Mais des entraves peuvent exister comme le secret de famille qui empêche toute réparation. Encore, la plupart des crimes d'effractions intimes qui ne passent pas par la voie judiciaire, ni sociale, ni même par le reproche clair. Dans les blessures psychiques qui jonchent l'ordinaire des histoires familiales ou d'infraction de l'intime, aucun tribunal n'est là pour recueillir les plaintes, pour vérifier les faits, pour instruire les charges et les décharges, pour prononcer des verdicts. Comment se règlent alors besoin de vengeance, désir de représailles, reconnaissance dans la position de victime, recherche de dédommagement et quête de vérité dans la dimension symbolique ?
Il ne faut pas mésestimer la force vindicative du désir de représailles de celui qui est blessé et qui n'a pas de scène, publique ou psychique, pour être entendu.
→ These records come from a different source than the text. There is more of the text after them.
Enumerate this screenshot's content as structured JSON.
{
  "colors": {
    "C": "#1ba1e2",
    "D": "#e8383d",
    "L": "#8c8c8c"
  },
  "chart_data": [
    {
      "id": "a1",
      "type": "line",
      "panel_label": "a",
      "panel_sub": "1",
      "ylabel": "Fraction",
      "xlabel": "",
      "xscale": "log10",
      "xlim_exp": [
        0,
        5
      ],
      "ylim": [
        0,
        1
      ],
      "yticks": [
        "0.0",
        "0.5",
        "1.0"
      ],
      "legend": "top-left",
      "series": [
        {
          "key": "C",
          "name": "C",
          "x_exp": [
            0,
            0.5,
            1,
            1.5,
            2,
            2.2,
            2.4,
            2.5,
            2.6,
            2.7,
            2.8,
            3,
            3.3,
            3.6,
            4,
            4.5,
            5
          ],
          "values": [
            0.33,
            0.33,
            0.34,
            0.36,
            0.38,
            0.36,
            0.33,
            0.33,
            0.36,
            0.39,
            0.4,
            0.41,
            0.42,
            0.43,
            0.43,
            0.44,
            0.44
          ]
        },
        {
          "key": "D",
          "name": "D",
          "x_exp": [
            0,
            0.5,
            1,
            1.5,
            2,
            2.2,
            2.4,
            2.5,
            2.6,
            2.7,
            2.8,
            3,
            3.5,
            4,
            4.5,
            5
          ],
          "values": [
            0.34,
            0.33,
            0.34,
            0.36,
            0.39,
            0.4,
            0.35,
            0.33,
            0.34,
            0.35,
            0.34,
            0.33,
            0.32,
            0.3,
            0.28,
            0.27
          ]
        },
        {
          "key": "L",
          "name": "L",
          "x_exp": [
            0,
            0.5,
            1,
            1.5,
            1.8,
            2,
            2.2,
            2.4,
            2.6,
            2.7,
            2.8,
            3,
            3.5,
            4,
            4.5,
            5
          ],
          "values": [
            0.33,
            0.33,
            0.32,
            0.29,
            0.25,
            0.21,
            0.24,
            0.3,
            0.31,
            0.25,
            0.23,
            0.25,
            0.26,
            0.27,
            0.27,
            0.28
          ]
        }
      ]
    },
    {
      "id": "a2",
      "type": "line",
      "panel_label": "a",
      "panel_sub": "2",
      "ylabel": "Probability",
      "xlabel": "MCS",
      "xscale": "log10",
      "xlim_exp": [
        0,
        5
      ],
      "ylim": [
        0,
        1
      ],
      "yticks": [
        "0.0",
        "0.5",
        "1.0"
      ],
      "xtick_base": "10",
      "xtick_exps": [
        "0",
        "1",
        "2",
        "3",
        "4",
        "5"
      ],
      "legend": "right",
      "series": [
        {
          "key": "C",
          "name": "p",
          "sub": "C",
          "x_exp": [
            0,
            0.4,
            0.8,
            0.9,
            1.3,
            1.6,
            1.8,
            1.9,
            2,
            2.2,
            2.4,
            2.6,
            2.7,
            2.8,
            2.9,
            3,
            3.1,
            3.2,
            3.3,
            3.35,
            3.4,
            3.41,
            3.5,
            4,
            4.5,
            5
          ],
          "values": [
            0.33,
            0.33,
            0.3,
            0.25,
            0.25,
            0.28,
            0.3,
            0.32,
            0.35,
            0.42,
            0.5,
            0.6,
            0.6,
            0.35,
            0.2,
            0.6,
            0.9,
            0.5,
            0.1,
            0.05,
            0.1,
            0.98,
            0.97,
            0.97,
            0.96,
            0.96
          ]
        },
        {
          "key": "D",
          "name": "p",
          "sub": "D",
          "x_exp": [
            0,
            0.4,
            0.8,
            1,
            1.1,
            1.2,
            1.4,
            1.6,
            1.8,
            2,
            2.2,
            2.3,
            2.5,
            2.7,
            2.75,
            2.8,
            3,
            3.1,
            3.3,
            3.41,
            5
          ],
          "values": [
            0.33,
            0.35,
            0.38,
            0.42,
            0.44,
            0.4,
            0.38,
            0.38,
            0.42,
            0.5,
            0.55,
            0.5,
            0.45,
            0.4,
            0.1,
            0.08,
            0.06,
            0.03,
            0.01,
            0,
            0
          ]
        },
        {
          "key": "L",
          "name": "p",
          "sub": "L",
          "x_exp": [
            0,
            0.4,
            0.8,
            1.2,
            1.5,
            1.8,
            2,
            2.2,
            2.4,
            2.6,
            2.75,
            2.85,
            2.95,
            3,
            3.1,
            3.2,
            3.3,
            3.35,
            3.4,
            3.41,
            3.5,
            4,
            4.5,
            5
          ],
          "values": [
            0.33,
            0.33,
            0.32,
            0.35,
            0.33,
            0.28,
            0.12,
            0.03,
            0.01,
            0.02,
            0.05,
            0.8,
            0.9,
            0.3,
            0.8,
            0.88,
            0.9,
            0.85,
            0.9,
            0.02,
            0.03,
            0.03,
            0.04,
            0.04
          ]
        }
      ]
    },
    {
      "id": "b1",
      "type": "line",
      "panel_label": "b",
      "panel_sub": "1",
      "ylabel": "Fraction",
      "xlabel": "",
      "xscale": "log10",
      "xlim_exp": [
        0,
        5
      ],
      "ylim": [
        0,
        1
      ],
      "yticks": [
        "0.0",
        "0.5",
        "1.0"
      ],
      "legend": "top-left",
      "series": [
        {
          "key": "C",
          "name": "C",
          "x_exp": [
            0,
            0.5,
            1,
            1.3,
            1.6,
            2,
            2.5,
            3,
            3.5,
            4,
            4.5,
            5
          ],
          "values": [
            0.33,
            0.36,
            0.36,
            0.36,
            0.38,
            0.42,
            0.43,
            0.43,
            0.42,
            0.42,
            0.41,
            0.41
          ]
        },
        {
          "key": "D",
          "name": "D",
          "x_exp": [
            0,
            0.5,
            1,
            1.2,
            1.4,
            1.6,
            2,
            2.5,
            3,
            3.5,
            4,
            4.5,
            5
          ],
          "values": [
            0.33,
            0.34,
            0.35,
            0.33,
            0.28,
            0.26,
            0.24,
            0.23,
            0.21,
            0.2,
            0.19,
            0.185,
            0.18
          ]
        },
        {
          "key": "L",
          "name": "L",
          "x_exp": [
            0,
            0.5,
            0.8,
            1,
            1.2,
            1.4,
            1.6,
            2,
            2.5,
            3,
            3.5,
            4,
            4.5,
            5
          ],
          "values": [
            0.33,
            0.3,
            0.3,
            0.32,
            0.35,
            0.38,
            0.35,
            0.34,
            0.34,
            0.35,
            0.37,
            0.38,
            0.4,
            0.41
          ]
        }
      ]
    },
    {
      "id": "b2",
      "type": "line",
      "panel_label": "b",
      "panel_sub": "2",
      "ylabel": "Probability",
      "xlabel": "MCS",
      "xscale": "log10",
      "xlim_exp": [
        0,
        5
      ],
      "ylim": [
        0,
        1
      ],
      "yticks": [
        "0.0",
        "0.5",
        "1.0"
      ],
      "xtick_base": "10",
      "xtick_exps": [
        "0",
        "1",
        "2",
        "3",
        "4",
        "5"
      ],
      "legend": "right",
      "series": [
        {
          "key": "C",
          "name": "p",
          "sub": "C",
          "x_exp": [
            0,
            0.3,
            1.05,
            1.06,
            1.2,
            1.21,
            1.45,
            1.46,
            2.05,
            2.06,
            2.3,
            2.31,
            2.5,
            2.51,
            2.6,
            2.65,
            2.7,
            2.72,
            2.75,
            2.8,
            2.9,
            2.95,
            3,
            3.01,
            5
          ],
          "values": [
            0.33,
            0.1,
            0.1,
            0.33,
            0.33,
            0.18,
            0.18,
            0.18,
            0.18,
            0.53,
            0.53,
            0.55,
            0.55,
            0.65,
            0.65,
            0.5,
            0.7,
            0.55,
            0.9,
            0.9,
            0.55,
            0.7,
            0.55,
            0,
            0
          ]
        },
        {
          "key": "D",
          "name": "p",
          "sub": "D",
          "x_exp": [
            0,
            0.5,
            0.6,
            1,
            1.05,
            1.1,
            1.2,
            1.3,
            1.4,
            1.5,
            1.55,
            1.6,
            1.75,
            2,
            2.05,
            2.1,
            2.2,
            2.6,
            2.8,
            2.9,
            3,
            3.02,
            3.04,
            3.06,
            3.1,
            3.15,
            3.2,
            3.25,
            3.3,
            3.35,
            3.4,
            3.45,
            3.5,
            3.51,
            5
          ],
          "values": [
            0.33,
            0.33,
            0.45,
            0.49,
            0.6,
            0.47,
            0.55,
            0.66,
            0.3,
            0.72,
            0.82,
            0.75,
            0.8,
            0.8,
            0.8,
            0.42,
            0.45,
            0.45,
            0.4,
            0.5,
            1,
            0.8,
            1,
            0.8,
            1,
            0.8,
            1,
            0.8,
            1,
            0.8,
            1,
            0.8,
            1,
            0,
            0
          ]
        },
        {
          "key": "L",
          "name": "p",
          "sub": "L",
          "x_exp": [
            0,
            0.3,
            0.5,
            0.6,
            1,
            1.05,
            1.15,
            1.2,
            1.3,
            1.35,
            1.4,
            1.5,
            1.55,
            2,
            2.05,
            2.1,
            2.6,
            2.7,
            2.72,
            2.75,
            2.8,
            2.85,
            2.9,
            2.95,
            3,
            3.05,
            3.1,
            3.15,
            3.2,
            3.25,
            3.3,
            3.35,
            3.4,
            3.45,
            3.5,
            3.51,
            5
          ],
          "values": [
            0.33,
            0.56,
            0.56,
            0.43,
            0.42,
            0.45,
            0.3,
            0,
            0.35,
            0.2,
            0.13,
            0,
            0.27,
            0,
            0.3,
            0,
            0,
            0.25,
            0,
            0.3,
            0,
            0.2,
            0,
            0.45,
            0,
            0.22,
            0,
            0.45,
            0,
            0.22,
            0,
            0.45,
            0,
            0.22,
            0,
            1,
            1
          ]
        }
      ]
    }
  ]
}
Et dans l'impuissance d'une justice symbolique le symptôme fait office de réparation. Il devient une tentative de réparation vaine. Les fantasmes de réparation nous permettent d'agir sur le monde en le transformant. Réparer, c'est réinventer le monde pour ne pas sombrer avec lui, l'enchanter, lui donner du sens, lui donner de l'humanité. Réparer, c'est recréer de l'humanité. C'est concevoir et modeler un espace où l'on peut vivre avec soi-même et avec les autres. On voit combien ces projections habitent le pardon, C'est le chemin de résilience qui passe par les processus de deuil et les fantasmes de réparation et qui permet de desserrer le garrot du ressentiment, en donnant une alternative à la vengeance et ses curieux effets. Les pardonneurs ont bricolé leur paix intime, créant un pardon personnel qui les libère du lien étouffant de la haine.
Pour vivre avec son passé, dans son présent, pour son avenir, il faut créer un monde qui soit vivable. C'est ce que permet la réparation psychique. Il nous donne la capacité de survivre à l'effraction, à la brisure, au traumatisme, de tenir le coup malgré eux.